Protein samples were prepared from the dorsal skin and the cultured HaCaT cells with a protein extraction buffer (Cell Lytic™ M; Sigma), according to the instruction manual. The protein concentration of the samples was measured with Bradford assay (Bio-Rad Laboratories, CA, USA), with the optimal density at 595 nm, by using a spectrophotometer. The protein samples were separated on precast gradient polyacrylamide gels (Bolt™ 4–12% Bis-Tris Plus Gels; Thermo Fisher Scientific) and transferred to nitrocellulose membranes (GE Healthcare) by using Bolt™ Mini Blot Module and Mini Gel Tank (Thermo Fisher Scientific), according to the manufacturer’s recommendations. The membrane was blocked in 5% bovine serum albumin. The blocked membrane was probed with a primary antibody and horseradish peroxidase-conjugated secondary antibody. Following a repeat of the wash step, the membrane was kept in enhanced chemiluminescence detection reagents (Thermo Fisher Scientific) for 1 min. Signal intensity was measured with an image analyzer (ChemiDoc™ XRS+; Bio-Rad Laboratories). The protein expression values were normalized to GAPDH expression values. The primary antibodies used were anti-filaggrin (#ab24584; Abcam), anti-STAT3 (#9139; Cell Signaling Technology, Danvers, MA, USA), anti-pSTAT3 (#9145; Cell Signaling Technology), and anti-GAPDH (#sc-32233; Santa Cruz Biotechnology, TX, USA).

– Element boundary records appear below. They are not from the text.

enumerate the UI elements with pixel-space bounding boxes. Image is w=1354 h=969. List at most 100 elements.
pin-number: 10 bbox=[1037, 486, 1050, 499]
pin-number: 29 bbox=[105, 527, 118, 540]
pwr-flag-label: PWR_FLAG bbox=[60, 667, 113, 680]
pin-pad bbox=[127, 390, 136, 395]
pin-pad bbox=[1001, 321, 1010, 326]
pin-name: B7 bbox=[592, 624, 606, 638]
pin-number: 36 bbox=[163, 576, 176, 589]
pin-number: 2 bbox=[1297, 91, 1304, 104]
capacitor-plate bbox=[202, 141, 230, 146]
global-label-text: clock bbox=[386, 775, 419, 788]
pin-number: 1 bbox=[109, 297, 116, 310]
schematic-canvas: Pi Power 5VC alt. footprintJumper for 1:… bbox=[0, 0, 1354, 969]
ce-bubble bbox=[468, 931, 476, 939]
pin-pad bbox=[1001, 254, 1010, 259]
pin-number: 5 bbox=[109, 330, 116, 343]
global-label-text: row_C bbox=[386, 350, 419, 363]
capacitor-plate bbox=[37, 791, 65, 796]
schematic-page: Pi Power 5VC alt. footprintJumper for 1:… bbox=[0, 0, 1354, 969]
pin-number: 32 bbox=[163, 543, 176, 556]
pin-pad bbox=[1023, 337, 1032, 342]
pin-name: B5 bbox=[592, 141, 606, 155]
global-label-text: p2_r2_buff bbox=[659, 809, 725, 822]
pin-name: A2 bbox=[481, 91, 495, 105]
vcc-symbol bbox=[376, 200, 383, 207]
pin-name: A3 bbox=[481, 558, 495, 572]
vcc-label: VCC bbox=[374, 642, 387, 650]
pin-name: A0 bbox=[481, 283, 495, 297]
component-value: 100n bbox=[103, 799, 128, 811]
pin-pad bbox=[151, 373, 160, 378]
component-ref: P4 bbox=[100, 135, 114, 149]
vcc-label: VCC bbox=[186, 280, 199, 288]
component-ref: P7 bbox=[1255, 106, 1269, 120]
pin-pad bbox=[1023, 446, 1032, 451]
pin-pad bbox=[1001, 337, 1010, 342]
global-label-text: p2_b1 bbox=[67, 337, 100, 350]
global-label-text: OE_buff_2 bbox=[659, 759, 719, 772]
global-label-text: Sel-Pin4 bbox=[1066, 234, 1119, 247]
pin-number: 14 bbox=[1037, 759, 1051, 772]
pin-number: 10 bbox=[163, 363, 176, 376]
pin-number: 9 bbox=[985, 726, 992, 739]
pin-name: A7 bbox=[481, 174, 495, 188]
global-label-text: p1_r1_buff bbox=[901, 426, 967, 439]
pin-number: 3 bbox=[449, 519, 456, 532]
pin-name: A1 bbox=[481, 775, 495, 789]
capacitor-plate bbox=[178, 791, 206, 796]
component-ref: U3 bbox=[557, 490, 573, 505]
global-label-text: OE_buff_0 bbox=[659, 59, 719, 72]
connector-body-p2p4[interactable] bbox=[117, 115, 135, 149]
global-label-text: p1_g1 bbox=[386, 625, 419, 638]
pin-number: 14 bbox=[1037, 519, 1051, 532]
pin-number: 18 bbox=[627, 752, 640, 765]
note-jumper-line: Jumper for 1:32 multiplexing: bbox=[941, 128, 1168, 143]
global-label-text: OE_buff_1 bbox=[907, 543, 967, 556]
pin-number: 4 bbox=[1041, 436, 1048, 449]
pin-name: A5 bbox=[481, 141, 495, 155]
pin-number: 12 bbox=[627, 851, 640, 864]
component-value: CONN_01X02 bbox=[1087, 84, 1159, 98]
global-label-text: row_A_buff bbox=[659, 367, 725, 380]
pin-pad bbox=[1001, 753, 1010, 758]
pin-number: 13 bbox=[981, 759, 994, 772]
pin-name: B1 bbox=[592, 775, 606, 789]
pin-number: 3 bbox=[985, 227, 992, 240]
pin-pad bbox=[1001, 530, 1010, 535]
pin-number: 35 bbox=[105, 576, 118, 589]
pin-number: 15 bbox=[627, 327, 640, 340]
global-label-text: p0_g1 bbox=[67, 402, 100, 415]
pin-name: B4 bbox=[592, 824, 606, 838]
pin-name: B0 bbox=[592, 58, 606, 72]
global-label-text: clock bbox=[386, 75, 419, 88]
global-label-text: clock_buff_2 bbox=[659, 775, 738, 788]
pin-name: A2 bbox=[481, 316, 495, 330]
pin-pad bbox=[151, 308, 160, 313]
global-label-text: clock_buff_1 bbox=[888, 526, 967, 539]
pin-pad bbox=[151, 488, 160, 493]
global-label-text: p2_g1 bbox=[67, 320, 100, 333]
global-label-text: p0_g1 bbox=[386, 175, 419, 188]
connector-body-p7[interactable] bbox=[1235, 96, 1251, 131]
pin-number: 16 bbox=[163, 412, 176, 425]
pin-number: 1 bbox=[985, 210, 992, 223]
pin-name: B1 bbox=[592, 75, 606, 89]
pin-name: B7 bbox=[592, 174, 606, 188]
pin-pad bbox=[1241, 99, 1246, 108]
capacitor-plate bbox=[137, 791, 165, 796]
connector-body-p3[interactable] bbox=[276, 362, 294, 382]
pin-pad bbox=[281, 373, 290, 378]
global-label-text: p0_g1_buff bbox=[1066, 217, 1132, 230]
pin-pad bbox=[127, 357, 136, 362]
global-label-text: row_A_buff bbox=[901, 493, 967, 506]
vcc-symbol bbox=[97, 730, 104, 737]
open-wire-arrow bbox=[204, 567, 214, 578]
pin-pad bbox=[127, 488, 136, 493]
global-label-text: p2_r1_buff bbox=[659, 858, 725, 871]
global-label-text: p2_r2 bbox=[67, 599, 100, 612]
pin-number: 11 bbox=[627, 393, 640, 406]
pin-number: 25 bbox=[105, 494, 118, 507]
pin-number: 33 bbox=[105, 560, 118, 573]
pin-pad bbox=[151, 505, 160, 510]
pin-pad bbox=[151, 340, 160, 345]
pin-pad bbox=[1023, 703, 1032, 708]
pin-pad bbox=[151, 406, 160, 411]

Immunofluorescence analysis

The HaCaT cells were seeded at a density of 1.5 × 105 cells per well in a two-chamber slide (Eppendorf, Hamburg, Germany). After 24 h, melittin and IL-4/-13 were treated. The treated cells were washed with PBS and fixed with 4% paraformaldehyde for 20 min at room temperature. The fixed cells were treated with 0.1% Triton X-100 in PBS for 2 min to permeabilize. Following permeabilization, the cells were blocked in PBS containing 5% bovine serum albumin at room temperature for 1 h. After blocking, the cells were incubated with a diluted primary antibody overnight at 4 °C, and a secondary antibody for 4 h at room temperature. The nuclei were stained with Hoechst 33342 solution for 20 min. The slides were mounted using a fluorescence mounting medium (Dako, Santa Clara, CA, USA). To analyze the paraffin-embedded dorsal skin sections on the slides, deparaffinization was performed. After deparaffinization and antigen retrieval, the entire process described above was repeated, starting from the blocking process. The specimens were examined and photographed using a confocal microscope system A1 (Nikon, Tokyo, Japan). The antibodies used for immunofluorescence were anti-β-actin (Alexa Fluor 488 conjugate, #8833; Cell Signaling Technology), anti-STAT3 (#9139, Cell Signaling Technology), anti-filaggrin (#ENZ-ABS181; Enzo Life Sciences), and anti-mouse IgG (Alexa Fluor 555 conjugate, Thermo Fisher Scientific).

Statistical analysis

All data are presented as means ± standard error of the mean (SEM). Statistical significance was tested by one-way analysis of variance with Tukey’s multiple comparison test. Differences with p < 0.05 were considered significant.